The plaintiff cites Dinnerman v. Boston Insurance Co., 181 Misc. 703 [ 42 N.Y.S.2d 89] to sustain his argument, and it does so to this extent: a motion was granted to strike so much of an Answer as alleged failure to disclose three previous fires of an incendiary nature, and the collection of insurance losses so occasioned. The Court says that there was no affirmative duty on the part of the assured when applying for the policy, to reveal her previous fires. However, it does not appear that, in connection with the motion, affidavits such as those of the underwriters in the case at bar were before the Court. The Judge seems to have decided the question solely as one of law, probably because there was not presented to him the equivalent of a motion for summary judgment under Rule 56.
Sebring v. Fidelity-Phenix Fire Insurance Co., 255 N.Y. 382 [ 174 N.E. 761, 762] decided by the Court of Appeals in 1931, involves a failure to disclose a record of arson on the part of the insured, known to one who procured a policy for himself and the other, "as interest may appear", pending the transfer of title after a contract had been made. The Court reversed a judgment for plaintiff claiming under the policy, and directed that evidence be received at a new trial concerning the facts so known. The opinion says:
"We think reversible error was thereby committed (the ruling excluding the evidence). Defendant was entitled to prove, if it could, that the facts relating to Hubbard (the vendee) were material, that they were concealed, and that the concealment was fraudulent.
"The question of the materiality of a representation or concealment is ordinarily for the jury (Citation). The usual test relates to the effect which knowledge of the fact would have on the making of the contract. That test is complete if such knowledge would influence the parties in making it. If the underwriter, with full information, would have refused to accept the risk, then the concealment is material. The undisclosed fact need not be of such a nature as to have increased the risk or contributed to any loss or damage. Vance on Insurance (2d Ed.) p. 347; Jefferson Ins. Co. v. Cotheal, 7 Wend. 72, 22 Am.Dec. 567."

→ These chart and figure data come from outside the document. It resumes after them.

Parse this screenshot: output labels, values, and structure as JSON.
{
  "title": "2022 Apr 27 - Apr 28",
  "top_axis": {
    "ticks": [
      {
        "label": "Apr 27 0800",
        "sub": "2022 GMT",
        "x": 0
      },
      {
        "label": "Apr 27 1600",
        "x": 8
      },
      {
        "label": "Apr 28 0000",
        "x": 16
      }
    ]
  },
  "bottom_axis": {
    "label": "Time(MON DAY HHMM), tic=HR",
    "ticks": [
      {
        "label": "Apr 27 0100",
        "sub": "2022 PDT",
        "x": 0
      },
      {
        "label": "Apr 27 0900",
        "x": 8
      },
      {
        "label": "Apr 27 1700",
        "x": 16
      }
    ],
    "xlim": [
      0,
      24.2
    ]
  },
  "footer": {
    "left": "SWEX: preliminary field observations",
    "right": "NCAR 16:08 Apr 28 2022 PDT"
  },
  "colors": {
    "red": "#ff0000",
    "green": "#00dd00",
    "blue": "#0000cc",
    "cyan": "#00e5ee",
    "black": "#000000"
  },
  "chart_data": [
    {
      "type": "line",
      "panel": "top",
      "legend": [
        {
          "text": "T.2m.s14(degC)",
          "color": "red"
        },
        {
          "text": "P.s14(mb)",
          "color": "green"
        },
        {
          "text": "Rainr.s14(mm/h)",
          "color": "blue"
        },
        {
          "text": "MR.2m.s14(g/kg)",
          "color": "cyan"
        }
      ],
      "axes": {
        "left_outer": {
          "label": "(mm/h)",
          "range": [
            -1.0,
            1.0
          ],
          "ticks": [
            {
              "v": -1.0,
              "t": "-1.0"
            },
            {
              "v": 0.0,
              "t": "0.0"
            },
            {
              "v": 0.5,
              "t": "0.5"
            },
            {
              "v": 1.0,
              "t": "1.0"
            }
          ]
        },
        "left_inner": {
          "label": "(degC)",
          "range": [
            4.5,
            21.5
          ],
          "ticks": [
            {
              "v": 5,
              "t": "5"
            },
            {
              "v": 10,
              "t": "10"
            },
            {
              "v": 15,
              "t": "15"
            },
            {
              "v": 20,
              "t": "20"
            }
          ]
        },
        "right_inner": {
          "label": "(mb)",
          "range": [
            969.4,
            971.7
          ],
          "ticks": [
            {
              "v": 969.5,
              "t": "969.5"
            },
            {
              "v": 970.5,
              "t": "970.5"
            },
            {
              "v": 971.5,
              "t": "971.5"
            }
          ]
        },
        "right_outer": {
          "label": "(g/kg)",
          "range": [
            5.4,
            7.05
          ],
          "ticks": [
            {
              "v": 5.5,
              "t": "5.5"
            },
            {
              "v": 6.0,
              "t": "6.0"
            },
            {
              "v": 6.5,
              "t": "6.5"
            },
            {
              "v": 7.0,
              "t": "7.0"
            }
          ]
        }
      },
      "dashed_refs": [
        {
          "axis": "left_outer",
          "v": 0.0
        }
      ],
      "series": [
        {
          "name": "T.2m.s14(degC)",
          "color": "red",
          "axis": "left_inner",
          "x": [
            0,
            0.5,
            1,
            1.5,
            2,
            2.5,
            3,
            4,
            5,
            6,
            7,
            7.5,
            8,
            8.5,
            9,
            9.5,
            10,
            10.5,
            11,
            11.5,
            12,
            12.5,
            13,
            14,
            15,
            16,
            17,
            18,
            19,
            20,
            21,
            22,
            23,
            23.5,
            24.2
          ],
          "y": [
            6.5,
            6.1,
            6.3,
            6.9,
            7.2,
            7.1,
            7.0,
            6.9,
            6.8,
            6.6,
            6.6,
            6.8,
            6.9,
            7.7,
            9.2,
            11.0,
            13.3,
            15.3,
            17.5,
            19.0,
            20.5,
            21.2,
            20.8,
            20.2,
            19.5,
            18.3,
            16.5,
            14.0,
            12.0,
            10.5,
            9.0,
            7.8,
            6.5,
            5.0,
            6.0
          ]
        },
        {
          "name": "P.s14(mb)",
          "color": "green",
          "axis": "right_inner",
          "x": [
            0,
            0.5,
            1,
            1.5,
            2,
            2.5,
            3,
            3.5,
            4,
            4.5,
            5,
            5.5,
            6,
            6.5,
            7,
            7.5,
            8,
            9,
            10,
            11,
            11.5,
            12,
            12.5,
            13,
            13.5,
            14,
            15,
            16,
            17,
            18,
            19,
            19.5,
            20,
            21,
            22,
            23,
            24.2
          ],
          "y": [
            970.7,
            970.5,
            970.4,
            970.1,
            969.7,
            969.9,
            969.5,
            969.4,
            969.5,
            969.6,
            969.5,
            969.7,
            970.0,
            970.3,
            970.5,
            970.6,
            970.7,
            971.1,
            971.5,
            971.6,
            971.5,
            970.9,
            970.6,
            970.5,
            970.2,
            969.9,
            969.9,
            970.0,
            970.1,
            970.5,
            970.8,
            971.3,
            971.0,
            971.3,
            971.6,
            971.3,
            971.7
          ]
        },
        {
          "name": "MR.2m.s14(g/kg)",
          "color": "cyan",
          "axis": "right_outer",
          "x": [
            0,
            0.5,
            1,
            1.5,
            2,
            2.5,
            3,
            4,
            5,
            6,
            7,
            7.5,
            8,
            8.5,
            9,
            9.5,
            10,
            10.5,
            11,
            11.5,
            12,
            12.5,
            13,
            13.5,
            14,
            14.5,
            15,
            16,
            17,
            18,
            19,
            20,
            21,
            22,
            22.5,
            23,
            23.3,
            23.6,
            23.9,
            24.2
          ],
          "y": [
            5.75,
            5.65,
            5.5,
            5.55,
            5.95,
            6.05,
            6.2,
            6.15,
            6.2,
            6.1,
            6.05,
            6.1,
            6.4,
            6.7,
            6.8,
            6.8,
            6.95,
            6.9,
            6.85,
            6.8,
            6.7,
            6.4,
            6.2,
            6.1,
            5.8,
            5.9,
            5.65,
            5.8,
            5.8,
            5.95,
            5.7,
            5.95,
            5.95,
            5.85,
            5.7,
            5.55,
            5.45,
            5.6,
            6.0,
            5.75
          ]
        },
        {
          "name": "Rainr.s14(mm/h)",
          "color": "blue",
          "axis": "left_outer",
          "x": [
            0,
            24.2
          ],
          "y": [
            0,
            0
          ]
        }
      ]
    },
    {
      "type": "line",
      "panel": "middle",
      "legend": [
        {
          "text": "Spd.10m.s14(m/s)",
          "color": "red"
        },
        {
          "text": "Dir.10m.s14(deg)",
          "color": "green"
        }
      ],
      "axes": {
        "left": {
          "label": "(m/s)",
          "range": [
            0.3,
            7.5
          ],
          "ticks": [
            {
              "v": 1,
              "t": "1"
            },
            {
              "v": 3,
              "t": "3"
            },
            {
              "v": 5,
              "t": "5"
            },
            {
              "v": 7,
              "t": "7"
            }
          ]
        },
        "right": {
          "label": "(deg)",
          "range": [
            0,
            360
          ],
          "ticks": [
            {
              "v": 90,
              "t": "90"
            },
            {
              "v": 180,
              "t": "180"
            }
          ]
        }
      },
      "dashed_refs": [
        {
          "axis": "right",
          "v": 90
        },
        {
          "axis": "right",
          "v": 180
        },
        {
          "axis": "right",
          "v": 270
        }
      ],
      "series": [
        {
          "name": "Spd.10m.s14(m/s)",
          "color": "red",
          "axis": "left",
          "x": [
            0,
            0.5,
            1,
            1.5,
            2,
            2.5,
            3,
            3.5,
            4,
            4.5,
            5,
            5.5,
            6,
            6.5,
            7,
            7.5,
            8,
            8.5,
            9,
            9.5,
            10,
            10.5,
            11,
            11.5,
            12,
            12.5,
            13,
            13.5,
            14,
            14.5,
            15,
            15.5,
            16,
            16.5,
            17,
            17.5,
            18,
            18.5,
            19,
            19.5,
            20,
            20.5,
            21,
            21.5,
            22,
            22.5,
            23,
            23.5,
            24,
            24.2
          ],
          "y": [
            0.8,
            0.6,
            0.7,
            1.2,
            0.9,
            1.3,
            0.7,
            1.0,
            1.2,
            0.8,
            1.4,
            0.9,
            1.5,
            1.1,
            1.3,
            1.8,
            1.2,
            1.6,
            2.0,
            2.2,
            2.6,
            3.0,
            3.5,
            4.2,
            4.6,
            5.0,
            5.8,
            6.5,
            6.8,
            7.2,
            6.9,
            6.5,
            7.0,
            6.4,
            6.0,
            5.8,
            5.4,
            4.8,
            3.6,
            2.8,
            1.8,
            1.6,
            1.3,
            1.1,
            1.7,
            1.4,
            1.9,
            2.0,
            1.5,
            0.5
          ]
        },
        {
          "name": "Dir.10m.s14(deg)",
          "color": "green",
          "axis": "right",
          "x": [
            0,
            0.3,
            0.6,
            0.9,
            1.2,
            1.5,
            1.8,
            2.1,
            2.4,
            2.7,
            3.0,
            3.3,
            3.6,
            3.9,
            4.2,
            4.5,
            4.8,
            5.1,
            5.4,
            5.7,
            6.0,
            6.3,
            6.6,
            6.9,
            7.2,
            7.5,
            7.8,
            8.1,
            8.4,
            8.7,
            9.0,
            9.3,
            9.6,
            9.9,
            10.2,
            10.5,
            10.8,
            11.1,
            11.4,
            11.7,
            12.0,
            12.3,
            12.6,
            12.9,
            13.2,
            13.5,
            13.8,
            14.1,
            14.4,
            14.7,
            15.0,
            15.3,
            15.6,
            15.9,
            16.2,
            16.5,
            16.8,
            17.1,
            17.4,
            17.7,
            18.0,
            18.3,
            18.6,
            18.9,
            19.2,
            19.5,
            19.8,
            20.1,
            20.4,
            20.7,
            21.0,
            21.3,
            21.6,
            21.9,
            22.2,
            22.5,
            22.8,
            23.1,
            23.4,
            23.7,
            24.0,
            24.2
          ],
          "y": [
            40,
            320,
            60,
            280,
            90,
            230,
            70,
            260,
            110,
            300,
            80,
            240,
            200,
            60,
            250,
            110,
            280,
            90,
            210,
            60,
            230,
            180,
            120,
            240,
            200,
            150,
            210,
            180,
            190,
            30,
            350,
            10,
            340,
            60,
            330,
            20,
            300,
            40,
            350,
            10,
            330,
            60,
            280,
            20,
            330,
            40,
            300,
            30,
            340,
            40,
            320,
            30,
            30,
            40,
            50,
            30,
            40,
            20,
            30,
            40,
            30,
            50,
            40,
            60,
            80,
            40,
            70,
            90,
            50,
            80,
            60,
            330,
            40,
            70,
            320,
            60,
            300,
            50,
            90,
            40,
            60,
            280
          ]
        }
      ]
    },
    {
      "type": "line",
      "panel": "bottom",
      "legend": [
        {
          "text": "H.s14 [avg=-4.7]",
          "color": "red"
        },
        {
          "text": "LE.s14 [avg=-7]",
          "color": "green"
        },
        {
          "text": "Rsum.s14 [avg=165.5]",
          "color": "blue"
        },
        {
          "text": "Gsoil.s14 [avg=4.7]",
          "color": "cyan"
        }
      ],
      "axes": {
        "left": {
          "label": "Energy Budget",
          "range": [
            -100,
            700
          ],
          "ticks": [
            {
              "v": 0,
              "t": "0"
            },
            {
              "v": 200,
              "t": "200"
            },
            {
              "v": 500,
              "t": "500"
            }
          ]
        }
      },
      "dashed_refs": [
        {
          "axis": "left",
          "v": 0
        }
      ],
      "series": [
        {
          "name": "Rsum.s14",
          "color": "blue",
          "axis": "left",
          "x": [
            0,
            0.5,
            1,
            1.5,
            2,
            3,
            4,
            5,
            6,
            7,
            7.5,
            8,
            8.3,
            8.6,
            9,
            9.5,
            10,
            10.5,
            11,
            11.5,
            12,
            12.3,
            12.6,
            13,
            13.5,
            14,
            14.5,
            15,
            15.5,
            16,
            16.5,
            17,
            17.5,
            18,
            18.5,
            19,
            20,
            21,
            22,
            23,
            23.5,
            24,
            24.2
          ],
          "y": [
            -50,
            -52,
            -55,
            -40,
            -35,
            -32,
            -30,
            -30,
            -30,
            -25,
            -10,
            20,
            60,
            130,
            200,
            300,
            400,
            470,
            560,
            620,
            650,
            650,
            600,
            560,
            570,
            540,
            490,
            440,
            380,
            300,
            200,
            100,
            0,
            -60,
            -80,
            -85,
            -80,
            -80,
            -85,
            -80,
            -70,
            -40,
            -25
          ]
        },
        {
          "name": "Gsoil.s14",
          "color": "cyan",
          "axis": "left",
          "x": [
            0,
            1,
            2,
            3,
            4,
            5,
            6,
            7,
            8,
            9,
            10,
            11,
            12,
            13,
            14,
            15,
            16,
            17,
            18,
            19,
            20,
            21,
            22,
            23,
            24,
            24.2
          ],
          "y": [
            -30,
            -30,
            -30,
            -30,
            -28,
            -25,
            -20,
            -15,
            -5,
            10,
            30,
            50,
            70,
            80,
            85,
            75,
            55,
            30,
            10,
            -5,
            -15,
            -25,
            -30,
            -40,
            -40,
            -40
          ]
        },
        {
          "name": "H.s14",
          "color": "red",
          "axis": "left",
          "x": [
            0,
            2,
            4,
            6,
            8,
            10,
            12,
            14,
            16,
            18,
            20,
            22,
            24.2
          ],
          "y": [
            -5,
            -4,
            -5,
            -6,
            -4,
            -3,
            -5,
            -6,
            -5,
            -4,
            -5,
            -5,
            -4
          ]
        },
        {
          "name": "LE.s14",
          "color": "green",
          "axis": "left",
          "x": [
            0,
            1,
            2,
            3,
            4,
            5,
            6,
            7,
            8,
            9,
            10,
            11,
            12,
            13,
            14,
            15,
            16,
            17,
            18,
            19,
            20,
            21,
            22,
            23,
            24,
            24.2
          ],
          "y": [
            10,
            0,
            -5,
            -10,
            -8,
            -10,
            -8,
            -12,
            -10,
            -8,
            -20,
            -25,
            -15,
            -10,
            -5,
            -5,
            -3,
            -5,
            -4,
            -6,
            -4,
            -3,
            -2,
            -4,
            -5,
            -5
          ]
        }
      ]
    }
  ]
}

This and the following passages in the opinion must of course be read against the setting in which they were uttered, which differs from this by a wide margin, concerning the nature of the concealment.
I find it hard to believe that anything in this plaintiff's prior record, save the use of a fictitious name in connection with the Vermont property, reveals anything even questionable concerning his earlier fire losses, much less a fraudulent concealment thereof, or that the new policies would not have been written if the facts had been elaborately laid bare. But it is also true that I cannot in effect declare that the affidavits of the underwriters to the contrary must be ignored. They are submitted as to so much of the motion as seeks summary judgment under Rule 56. But if that were to be granted, it would of necessity be consequent upon striking so much of the Answers as are assailed under Rule 12. It must therefore be denied.
Since it cannot be said, as to the first and third counterclaims, that they are legally innocuous, it follows that, as to them, the motion also must be denied.
As to the second counterclaim, I am of the opinion that the plaintiff's examination was closed to all intents and purposes, prior to the filing of the complaint, and that the action was therefore not premature. Springfield Fire Marine Insurance Co. v. J.T. Wilson Co., 6 Cir., 67 F.2d 426, at page 428, and as to that the motion is granted.
Settle order in accordance with the foregoing.